Coronavirus-laden particles can persist for up to 30 minutes in an elevator if the doors are kept closed, according to a latest study conducted by the University of Amsterdam.
According to researchers at the University of Amsterdam, aerosols can persist for periods of 10-20 minutes inside an elevator during normal operation while the time frame decreases to just several minutes if the doors are kept open.
The latest study was conducted by a research performed by the UvA Institute of Physics in collaboration with the Amsterdam UMC.
“We found out that during such normal operation, it takes 12 to 18 minutes before the number of aerosol particles decreases by a factor of one hundred. When the elevator doors are permanently open, this time reduces to 2 to 4 minutes,” said Daniel Bonn, one of the study’s lead researchers.
Researchers were able to simulate a series of coughs using a specially designed spray nozzle which they sprayed in a controlled quantity of droplets. To detect the aerosols in the elevator, researchers used a laser to illuminate the aerosol particles and counted them.
Researchers on the study recommend elevator doors be left open for a longer period whenever possible, and for people to either avoid talking and coughing in elevators or wear a proper face mask to avoid transmission.
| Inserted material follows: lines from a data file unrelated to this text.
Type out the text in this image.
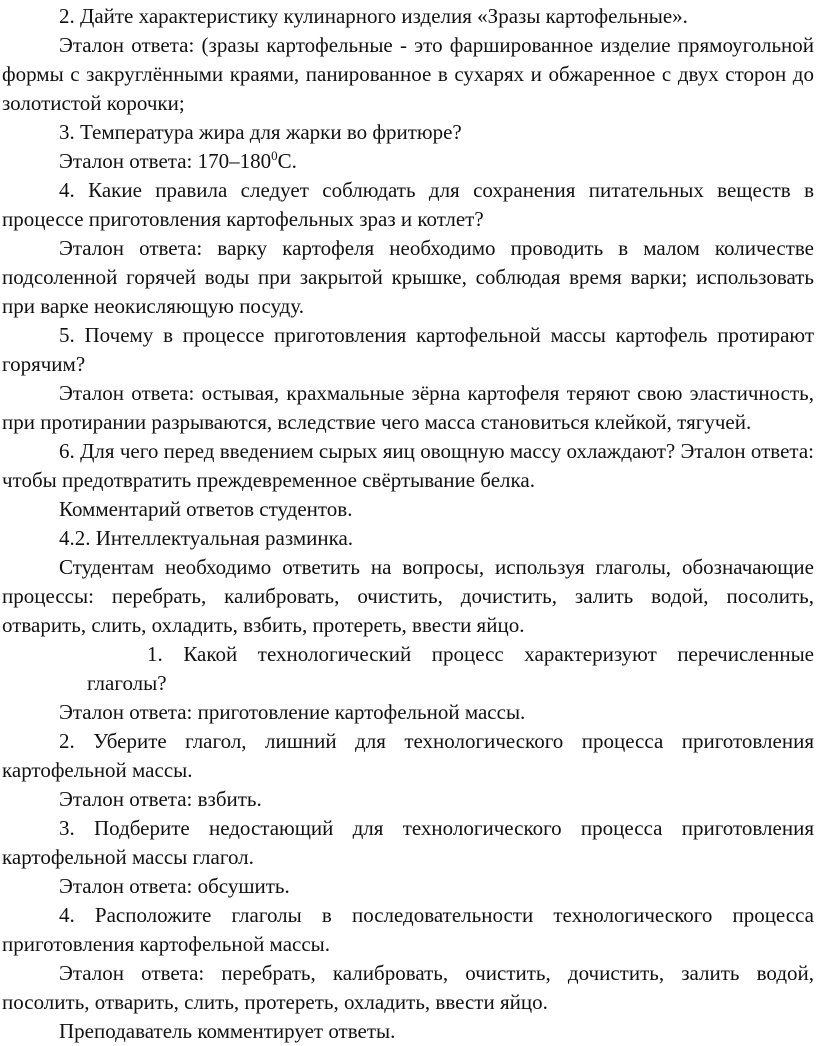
2. Дайте характеристику кулинарного изделия «Зразы картофельные».

Эталон ответа: (зразы картофельные - это фаршированное изделие прямоугольной формы с закруглёнными краями, панированное в сухарях и обжаренное с двух сторон до золотистой корочки;

3. Температура жира для жарки во фритюре?

Эталон ответа: $170-180^0С$.

4. Какие правила следует соблюдать для сохранения питательных веществ в процессе приготовления картофельных зраз и котлет?

Эталон ответа: варку картофеля необходимо проводить в малом количестве подсоленной горячей воды при закрытой крышке, соблюдая время варки; использовать при варке неокисляющую посуду.

5. Почему в процессе приготовления картофельной массы картофель протирают горячим?

Эталон ответа: остывая, крахмальные зёрна картофеля теряют свою эластичность, при протирании разрываются, вследствие чего масса становиться клейкой, тягучей.

6. Для чего перед введением сырых яиц овощную массу охлаждают? Эталон ответа: чтобы предотвратить преждевременное свёртывание белка.

Комментарий ответов студентов.

4.2. Интеллектуальная разминка.

Студентам необходимо ответить на вопросы, используя глаголы, обозначающие процессы: перебрать, калибровать, очистить, дочистить, залить водой, посолить, отварить, слить, охладить, взбить, протереть, ввести яйцо.

1. Какой технологический процесс характеризуют перечисленные глаголы?

Эталон ответа: приготовление картофельной массы.

2. Уберите глагол, лишний для технологического процесса приготовления картофельной массы.

Эталон ответа: взбить.

3. Подберите недостающий для технологического процесса приготовления картофельной массы глагол.

Эталон ответа: обсушить.

4. Расположите глаголы в последовательности технологического процесса приготовления картофельной массы.

Эталон ответа: перебрать, калибровать, очистить, дочистить, залить водой, посолить, отварить, слить, протереть, охладить, ввести яйцо.

Преподаватель комментирует ответы.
“It turns out that the ventilation inside all studied elevators in idle position automatically shuts off after 1-2 minutes. This can of course easily be prolonged by reprogramming the action control software,” said Cees van Rijn, the co-researcher on the study.
“In most hospital elevators the ventilator is present in the ceiling and exhausts air from the cabin towards the elevator shaft. A possible measure is reversing the flow direction of the ventilator, creating a downflow of fresh air from the ceiling towards the floor of the elevator cabin,” van Rijn added.